US-Präsidentschaftswahl

Clinton gegen Trump: Heute Nacht entscheidet Amerika

08. November 2016
&copy Foto/Grafik: dpa / Bastian André&copy dpa&copy dpa

Wird Hillary Clinton die erste US-Präsidentin? Oder zieht mit Donald Trump ein Quereinsteiger ins Weiße Haus ein? Heute Nacht, nach deutscher Zeit, wählt Amerika ein neues Landesoberhaupt. Erste Ergebnisse werden am frühen Morgen erwartet – wir berichten ab 5 Uhr live.

Die US-Wahl findet in Amerika heute, Dienstag, 8. November, statt. Aufgrund der Zeitverschiebung wird die spannende Phase in Deutschland allerdings in der Nacht von Dienstag auf Mittwoch sein: Nach unserer Zeit schließen die ersten Wahllokale um 0 Uhr, das letzte schließt um 6 Uhr. Die unterschiedlichen Zeiten kommen daher, dass die USA ein riesengroßes Land mit sechs Zeitzonen sind.

Das Endergebnis sollte nach deutscher Zeit daher am Mittwochmorgen feststehen. Eine erste und schon ziemlich sichere Prognose erwarten Experten etwa um 5 Uhr. BO.de wird ab dann live von der US-Wahl berichten und Sie pünktlich informieren, sobald der neue Präsident der USA tatsächlich feststeht.

Umfragen sehen Hillary Clinton als Siegerin

Die meisten Umfragen im Vorfeld der Wahl sagten Hillary Clinton einen Sieg voraus. Nach Berechnungen des Umfragenexperten Nate Silver vom Blog »FiveThirtyEight« lag die Gewinnchance der früheren Außenministerin bei 72 Prozent. Ihr republikanischer Rivale ist der Milliardär und Quereinsteiger Donald Trump.

Wahlberechtigt sind etwa 219 Millionen Menschen. Voraussetzung ist, dass sich ein Wähler registrieren ließ und nicht von der Wahl ausgeschlossen wird – beispielsweise wegen einer kriminellen Vergangenheit. Mehr als 42 Millionen Amerikaner haben bereits frühzeitig abgestimmt. Der Sieger der besonders ruppigen Wahlschlacht wird am 20. Januar in das Weiße Haus einziehen und Amtsinhaber Barack Obama nach dessen achtjährigen Amtszeit ablösen. Obama war der erste schwarze Präsident in der US-Geschichte.

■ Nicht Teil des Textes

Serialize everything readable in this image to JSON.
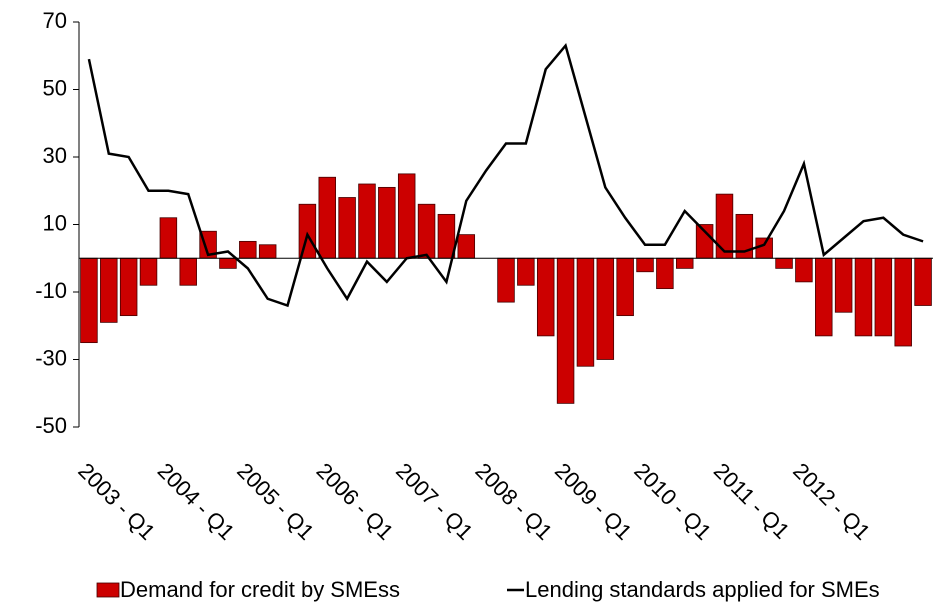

Es zählen nicht die meisten Stimmen

Am Ende gewinnt allerdings nicht der Kandidat, der landesweit die meisten Stimmen auf sich vereint. Denn der US-Präsident wird nur indirekt vom Volk gewählt. Jeder Bundesstaat hat eine bestimmt Zahl von Stimmen in einem 538-köpfigen Gremium aus Wahlmännern und -frauen zu vergeben. Deren Zahl richtet sich nach der Größe eines jeden Staates. Das bevölkerungsreiche Kalifornien stellt 55 Wahlmänner, das kleine Delaware nur drei. Wer ins Weiße Haus einziehen will, braucht mindestens 270 Wahlmännerstimmen.

Die Wahllokale schließen ab 18 Uhr Ortszeit. Erste Ergebnisse einzelner Staaten werden nach unserer Zeit nicht vor 1 Uhr, eine sichere Prognose etwa gegen 5 Uhr erwartet.

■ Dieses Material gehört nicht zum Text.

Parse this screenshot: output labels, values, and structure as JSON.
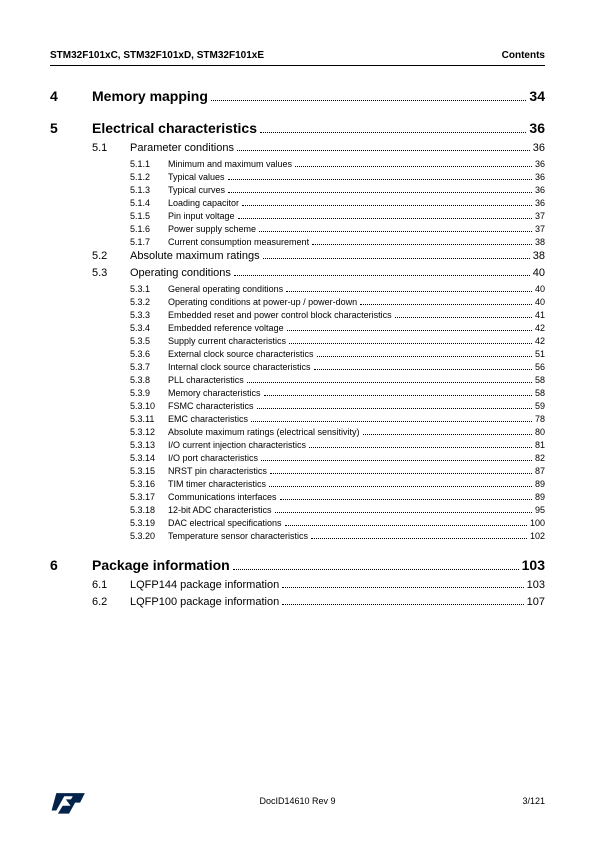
{
  "header": {
    "left": "STM32F101xC, STM32F101xD, STM32F101xE",
    "right": "Contents"
  },
  "chapters": [
    {
      "num": "4",
      "title": "Memory mapping",
      "page": "34",
      "sections": []
    },
    {
      "num": "5",
      "title": "Electrical characteristics",
      "page": "36",
      "sections": [
        {
          "num": "5.1",
          "title": "Parameter conditions",
          "page": "36",
          "subs": [
            {
              "num": "5.1.1",
              "title": "Minimum and maximum values",
              "page": "36"
            },
            {
              "num": "5.1.2",
              "title": "Typical values",
              "page": "36"
            },
            {
              "num": "5.1.3",
              "title": "Typical curves",
              "page": "36"
            },
            {
              "num": "5.1.4",
              "title": "Loading capacitor",
              "page": "36"
            },
            {
              "num": "5.1.5",
              "title": "Pin input voltage",
              "page": "37"
            },
            {
              "num": "5.1.6",
              "title": "Power supply scheme",
              "page": "37"
            },
            {
              "num": "5.1.7",
              "title": "Current consumption measurement",
              "page": "38"
            }
          ]
        },
        {
          "num": "5.2",
          "title": "Absolute maximum ratings",
          "page": "38",
          "subs": []
        },
        {
          "num": "5.3",
          "title": "Operating conditions",
          "page": "40",
          "subs": [
            {
              "num": "5.3.1",
              "title": "General operating conditions",
              "page": "40"
            },
            {
              "num": "5.3.2",
              "title": "Operating conditions at power-up / power-down",
              "page": "40"
            },
            {
              "num": "5.3.3",
              "title": "Embedded reset and power control block characteristics",
              "page": "41"
            },
            {
              "num": "5.3.4",
              "title": "Embedded reference voltage",
              "page": "42"
            },
            {
              "num": "5.3.5",
              "title": "Supply current characteristics",
              "page": "42"
            },
            {
              "num": "5.3.6",
              "title": "External clock source characteristics",
              "page": "51"
            },
            {
              "num": "5.3.7",
              "title": "Internal clock source characteristics",
              "page": "56"
            },
            {
              "num": "5.3.8",
              "title": "PLL characteristics",
              "page": "58"
            },
            {
              "num": "5.3.9",
              "title": "Memory characteristics",
              "page": "58"
            },
            {
              "num": "5.3.10",
              "title": "FSMC characteristics",
              "page": "59"
            },
            {
              "num": "5.3.11",
              "title": "EMC characteristics",
              "page": "78"
            },
            {
              "num": "5.3.12",
              "title": "Absolute maximum ratings (electrical sensitivity)",
              "page": "80"
            },
            {
              "num": "5.3.13",
              "title": "I/O current injection characteristics",
              "page": "81"
            },
            {
              "num": "5.3.14",
              "title": "I/O port characteristics",
              "page": "82"
            },
            {
              "num": "5.3.15",
              "title": "NRST pin characteristics",
              "page": "87"
            },
            {
              "num": "5.3.16",
              "title": "TIM timer characteristics",
              "page": "89"
            },
            {
              "num": "5.3.17",
              "title": "Communications interfaces",
              "page": "89"
            },
            {
              "num": "5.3.18",
              "title": "12-bit ADC characteristics",
              "page": "95"
            },
            {
              "num": "5.3.19",
              "title": "DAC electrical specifications",
              "page": "100"
            },
            {
              "num": "5.3.20",
              "title": "Temperature sensor characteristics",
              "page": "102"
            }
          ]
        }
      ]
    },
    {
      "num": "6",
      "title": "Package information",
      "page": "103",
      "sections": [
        {
          "num": "6.1",
          "title": "LQFP144 package information",
          "page": "103",
          "subs": []
        },
        {
          "num": "6.2",
          "title": "LQFP100 package information",
          "page": "107",
          "subs": []
        }
      ]
    }
  ],
  "footer": {
    "docid": "DocID14610 Rev 9",
    "pagenum": "3/121"
  },
  "colors": {
    "text": "#000000",
    "logo_blue": "#03234b",
    "background": "#ffffff"
  },
  "fonts": {
    "header_size": 10,
    "chapter_size": 14,
    "section_size": 11,
    "sub_size": 9,
    "footer_size": 9
  }
}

Trump rief Anhänger zur Wahlbeobachtung auf

Da sich das Clinton- und Trump-Lager besonders unversöhnlich gegenüberstehen, wurde mancherorts ein Ausbruch von Gewalt befürchtet. Trump hatte seine Anhänger aufgerufen, Wahllokale genau in Augenschein zu nehmen und etwaige Verstöße sofort zu melden.

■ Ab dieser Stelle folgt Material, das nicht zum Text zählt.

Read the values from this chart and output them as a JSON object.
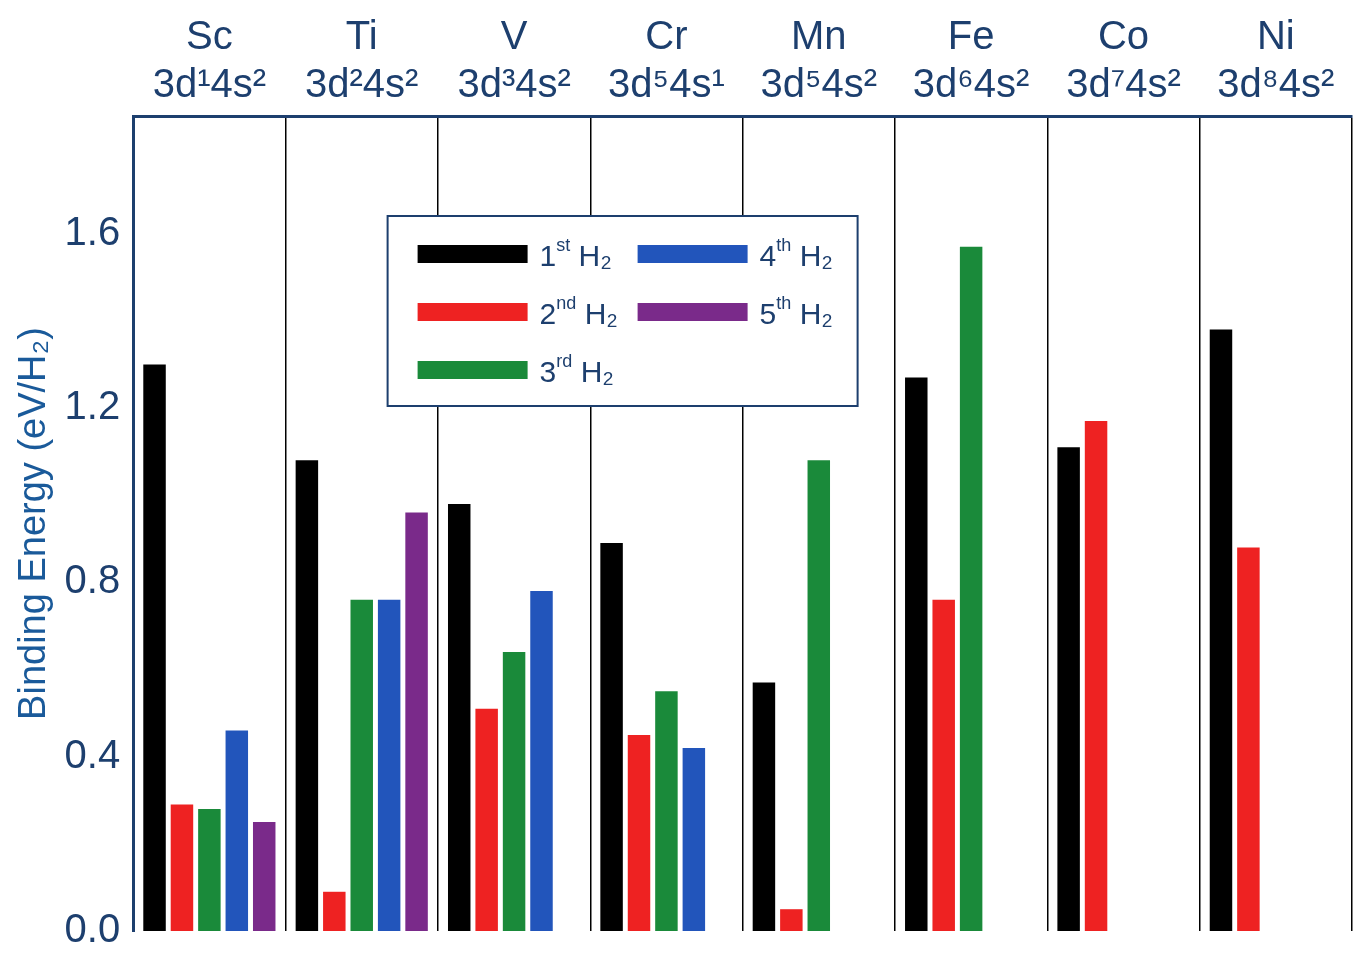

Trump bezeichnet die Wahl seit längerem als gezinkt, ohne dafür Beweise vorzulegen. Besonders spannend bleibt, wie Trump und seine Anhänger auf eine etwaige Niederlage reagieren werden. Der Republikaner hatte entgegen aller politischen Gepflogenheiten offen gelassen, ob er das Wahlergebnis anerkennen wird.